- Created: Tuesday, 14 April 2009 13:14
- Written by FRFI
Improving access to land and cultivation in Cuba
On 23 November 2008, a collective of workers and farmers in San Agustin in Camaguey province, central-eastern Cuba, celebrated the first official hand-over of land in ‘usufruct’ (as a free loan) with a day of voluntary work in homage to Che Guevara. HELEN YAFFE reports.
13 farmers each received their property titles in return for a commitment to cultivate 12.5 acres of land with vegetables, grains and fruits, as well as breeding cattle and other animals. This is part of a new campaign to give access to currently idle land to Cubans who apply to turn it to production. The producers do not pay rent, nor can they purchase the land, but it is granted in usufruct for ten years to individuals and for 25 years for collectives and cooperatives. The land cannot be sold or transferred to third parties and the new farmers of the land must pay taxes and sell an agreed proportion of their produce to the state at fixed prices.

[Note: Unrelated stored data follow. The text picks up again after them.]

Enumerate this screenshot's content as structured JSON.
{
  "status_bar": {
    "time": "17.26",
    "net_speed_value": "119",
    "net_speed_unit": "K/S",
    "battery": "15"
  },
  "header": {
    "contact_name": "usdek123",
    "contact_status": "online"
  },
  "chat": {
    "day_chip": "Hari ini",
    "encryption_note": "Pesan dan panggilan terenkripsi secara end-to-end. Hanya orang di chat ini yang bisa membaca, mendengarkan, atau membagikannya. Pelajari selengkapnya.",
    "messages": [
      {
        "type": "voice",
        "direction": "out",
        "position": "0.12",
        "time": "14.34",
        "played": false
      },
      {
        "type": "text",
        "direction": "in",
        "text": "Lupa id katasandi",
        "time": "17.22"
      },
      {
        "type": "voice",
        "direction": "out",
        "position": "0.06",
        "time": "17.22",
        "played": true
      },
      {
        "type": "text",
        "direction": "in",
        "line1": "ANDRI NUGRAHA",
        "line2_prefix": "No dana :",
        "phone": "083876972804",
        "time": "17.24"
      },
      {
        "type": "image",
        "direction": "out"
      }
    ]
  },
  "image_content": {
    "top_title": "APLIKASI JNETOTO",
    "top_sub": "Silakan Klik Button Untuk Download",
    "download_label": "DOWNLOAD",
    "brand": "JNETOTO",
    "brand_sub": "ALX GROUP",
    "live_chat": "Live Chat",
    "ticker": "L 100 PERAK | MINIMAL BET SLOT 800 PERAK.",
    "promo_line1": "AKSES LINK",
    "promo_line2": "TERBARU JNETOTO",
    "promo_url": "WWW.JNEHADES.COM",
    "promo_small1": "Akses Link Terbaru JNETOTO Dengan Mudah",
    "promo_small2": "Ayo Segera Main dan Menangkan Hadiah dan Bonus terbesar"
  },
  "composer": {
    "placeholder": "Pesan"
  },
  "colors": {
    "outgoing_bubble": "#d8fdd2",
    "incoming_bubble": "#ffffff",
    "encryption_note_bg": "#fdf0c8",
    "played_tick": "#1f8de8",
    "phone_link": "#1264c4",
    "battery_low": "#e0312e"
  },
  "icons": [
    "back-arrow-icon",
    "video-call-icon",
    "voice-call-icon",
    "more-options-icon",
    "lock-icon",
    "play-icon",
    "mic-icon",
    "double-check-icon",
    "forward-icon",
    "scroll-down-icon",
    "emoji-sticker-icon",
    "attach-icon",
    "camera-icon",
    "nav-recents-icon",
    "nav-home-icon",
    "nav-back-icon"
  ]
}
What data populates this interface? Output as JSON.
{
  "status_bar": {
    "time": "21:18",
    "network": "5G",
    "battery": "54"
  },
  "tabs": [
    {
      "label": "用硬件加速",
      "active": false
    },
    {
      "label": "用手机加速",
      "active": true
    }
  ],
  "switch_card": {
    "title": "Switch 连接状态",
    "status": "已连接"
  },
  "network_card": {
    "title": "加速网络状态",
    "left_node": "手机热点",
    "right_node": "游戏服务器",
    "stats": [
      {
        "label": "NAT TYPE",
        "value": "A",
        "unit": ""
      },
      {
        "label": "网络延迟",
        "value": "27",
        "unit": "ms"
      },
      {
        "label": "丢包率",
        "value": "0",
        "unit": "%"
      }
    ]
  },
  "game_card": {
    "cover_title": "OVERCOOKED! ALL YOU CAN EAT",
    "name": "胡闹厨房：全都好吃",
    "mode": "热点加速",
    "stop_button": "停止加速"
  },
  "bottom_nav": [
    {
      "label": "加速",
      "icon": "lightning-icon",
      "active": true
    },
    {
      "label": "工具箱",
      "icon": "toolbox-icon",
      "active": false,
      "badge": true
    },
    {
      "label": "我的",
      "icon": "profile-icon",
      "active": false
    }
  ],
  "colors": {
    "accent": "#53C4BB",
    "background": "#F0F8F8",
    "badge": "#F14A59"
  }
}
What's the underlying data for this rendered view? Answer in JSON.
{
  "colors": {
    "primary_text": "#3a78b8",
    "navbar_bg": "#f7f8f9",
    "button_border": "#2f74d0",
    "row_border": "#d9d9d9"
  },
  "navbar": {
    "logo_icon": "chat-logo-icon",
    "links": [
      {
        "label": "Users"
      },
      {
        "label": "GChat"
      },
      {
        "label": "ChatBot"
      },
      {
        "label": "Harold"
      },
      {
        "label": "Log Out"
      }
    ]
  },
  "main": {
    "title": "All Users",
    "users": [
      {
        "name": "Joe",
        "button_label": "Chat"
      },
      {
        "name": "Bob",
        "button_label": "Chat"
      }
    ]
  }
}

This measure reflects a drive to increase production – without permanently changing property relations. It does not signify a preference for ‘private’ or decentralised production. This point was underlined by President Raul Castro who, whilst introducing the new law in July 2008, told the National Assembly: ‘I am a firm admirer and defender of large socialist state enterprises, be they agricultural, industrial, or otherwise.’